By: Boy Fidel Leon

What a city celebrates reveals who it has become. After seven years, Kampala burst back to life with its carnival, a raucous display of drums, vintage cars, and street dancers that filled Kololo Independence Grounds from dawn well into the night. 

The crowd told the real story. Ghetto youth mingled with corporate executives, vendors haggled beside schoolchildren, and the sea of people stretched across what was once seven hills and has now sprawled into something far larger.

Prime Minister Robinah Nabbanja opened the festivities with a stark reflection on transformation. In 1986, she reminded the gathered crowds, Kampala lay broken. Barely one million people called it home. Electricity barely reached one in five households. Infrastructure crumbled. Basic services had simply vanished.

Today, the numbers tell a different tale. The city now has 1.7 million residents by night and 4.5 million by day. Electricity access exceeds 75 percent. Roads have grown to 2,100 kilometres, with 770 kilometres paved. The economy has shifted entirely. Kampala contributes 60 percent of Uganda’s GDP.

“By 1986, Kampala was in a bad state following several years of bad governance,” Nabbanja said. “Today, Kampala has been transformed into a vibrant, modern city, and we continue to beautify it.”

The carnival itself was meant to crystallise this shift. The government announced these festivals will now happen annually, anchoring Kampala as a tourist draw and a symbol of national progress. 

This year’s theme, “Innovation, Culture & Sustainability,” tied directly to what officials call the Tenfold Growth Strategy. It was less about rhetoric and more about showing the country what recovery looks like when it’s this visible, this tangible.

The numbers Nabbanja cited were staggering in their sweep. At independence in 1962, Kampala was a modest town of less than 400,000 people with fewer than 200 kilometres of paved roads. There was one major hospital. Mulago. Now there are five national referral hospitals and eight health centres. 

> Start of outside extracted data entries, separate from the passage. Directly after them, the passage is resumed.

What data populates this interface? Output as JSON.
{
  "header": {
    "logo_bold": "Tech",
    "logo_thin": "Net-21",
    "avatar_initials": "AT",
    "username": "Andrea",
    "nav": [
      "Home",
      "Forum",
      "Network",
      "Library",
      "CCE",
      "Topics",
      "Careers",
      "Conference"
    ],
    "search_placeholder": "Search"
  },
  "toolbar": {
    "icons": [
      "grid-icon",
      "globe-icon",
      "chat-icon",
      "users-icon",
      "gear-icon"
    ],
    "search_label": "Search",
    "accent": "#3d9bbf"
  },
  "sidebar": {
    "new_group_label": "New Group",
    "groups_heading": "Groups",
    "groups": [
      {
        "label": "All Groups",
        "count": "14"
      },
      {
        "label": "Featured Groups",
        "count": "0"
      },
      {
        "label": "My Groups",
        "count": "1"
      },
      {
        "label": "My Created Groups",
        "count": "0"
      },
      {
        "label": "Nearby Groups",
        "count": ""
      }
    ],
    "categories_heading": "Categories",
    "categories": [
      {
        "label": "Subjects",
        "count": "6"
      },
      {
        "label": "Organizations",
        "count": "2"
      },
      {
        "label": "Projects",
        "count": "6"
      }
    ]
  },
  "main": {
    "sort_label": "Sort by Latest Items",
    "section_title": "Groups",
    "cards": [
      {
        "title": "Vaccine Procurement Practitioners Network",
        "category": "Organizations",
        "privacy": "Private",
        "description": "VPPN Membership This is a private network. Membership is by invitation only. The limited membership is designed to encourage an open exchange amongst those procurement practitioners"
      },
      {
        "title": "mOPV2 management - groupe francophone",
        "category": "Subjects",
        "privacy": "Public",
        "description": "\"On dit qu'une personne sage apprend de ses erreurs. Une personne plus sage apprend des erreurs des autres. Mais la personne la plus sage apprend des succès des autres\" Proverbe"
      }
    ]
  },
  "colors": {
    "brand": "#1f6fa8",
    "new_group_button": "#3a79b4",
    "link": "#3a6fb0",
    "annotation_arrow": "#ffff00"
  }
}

Government schools have ballooned from less than 30 to 79 primary schools and 23 secondary schools. Markets have multiplied so dramatically that Owino Market alone employs 50,000 traders.

Nationally, the picture expanded further. Uganda’s GDP has grown from $3.9 billion in 1986 to $61.3 billion today. Poverty has dropped from 56 percent to 16.1 percent. Life expectancy jumped from 43 years to 68 years. Literacy rates climbed from 43 percent to over 80 percent.

Yet the festival itself was what mattered most. Not because of the statistics, but because of what the statistics made possible. 

A young boy from Burundi performed traditional drumming on Kampala’s streets. Bikers wove through crowds. Skaters moved alongside vintage cars. The procession wound from the city centre to Kololo where the main stage had been erected.

Minister for Kampala Affairs Hajjat Minsa Kabanda told the crowd that officials were there “to serve you and transform our city.” Kampala Capital City Authority Executive Director Hajjat Sharifah Buzeki went further, pledging electric buses to ease congestion and a commitment to ensuring every road remained motorable.

The festival ran late into the night, a blur of music and movement across a city that, not so long ago, had nothing to celebrate. What it showed was a place remembering how to be itself again.